Cientistas da Nasa confirmam a existência de oceano em lua de Júpiter

Por Redação | 13 de Março de 2015 às 17h00

O Telescópio Espacial Hubble descobriu que a lua Ganímedes, localizada na órbita de Júpiter, possui um oceano que fica embaixo de uma crosta superficial de gelo. Com isso, aumenta a probabilidade da existência de vida no planeta, de acordo com informações da Nasa, divulgadas nesta quinta-feira (12).

Segundo a Reuters, a descoberta soluciona um grande mistério relacionado à esta lua, que é a maior do sistema solar, depois que a já aposentada nave Galileo forneceu pistas sobre a existência do oceano durante uma missão exploratória ao redor de Júpiter e de suas luas entre os anos de 1995 e 2003.

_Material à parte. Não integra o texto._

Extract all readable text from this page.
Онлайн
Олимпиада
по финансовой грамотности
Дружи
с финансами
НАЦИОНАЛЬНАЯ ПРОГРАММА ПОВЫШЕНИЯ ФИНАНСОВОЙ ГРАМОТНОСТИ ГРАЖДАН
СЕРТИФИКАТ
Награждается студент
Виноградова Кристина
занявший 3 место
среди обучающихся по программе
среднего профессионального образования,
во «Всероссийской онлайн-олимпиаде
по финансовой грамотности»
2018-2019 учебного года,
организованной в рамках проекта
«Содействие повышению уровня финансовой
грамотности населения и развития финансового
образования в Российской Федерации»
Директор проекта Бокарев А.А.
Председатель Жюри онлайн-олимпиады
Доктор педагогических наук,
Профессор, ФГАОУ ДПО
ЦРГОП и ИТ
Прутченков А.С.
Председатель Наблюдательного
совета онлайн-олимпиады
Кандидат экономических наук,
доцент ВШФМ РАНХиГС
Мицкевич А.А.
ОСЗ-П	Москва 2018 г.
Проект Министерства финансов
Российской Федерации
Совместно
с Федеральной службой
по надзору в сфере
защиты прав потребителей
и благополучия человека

Ganímedes possui um núcleo de ferro fundido que gera um campo magnético interessante quando unido ao campo de Júpiter. Juntos, eles originam uma interessante dinâmica visual, pois formam duas faixas de auroras brilhantes nos polos norte e sul de Ganímedes.

O campo magnético de Júpiter é alterado com a sua rotação, o que faz com que as auroras de Ganímedes fiquem agitadas. Os cientistas mediram os movimentos e descobriram que os efeitos visuais se mostram mais restritos do que deveriam.

Com a ajuda de modelos gerados por computador, os pesquisadores chegaram à conclusão de que um oceano salgado, que é capaz de conduzir eletricidade, poderia estar abaixo da superfície da lua.

O geofísico Joachim Saur, da Universidade de Colônia, na Alemanha, diz que Júpiter funciona como um farol cujo campo magnético muda conforme a sua rotação, influenciando na aurora. "Com o oceano, a agitação fica significativamente reduzida", afirma.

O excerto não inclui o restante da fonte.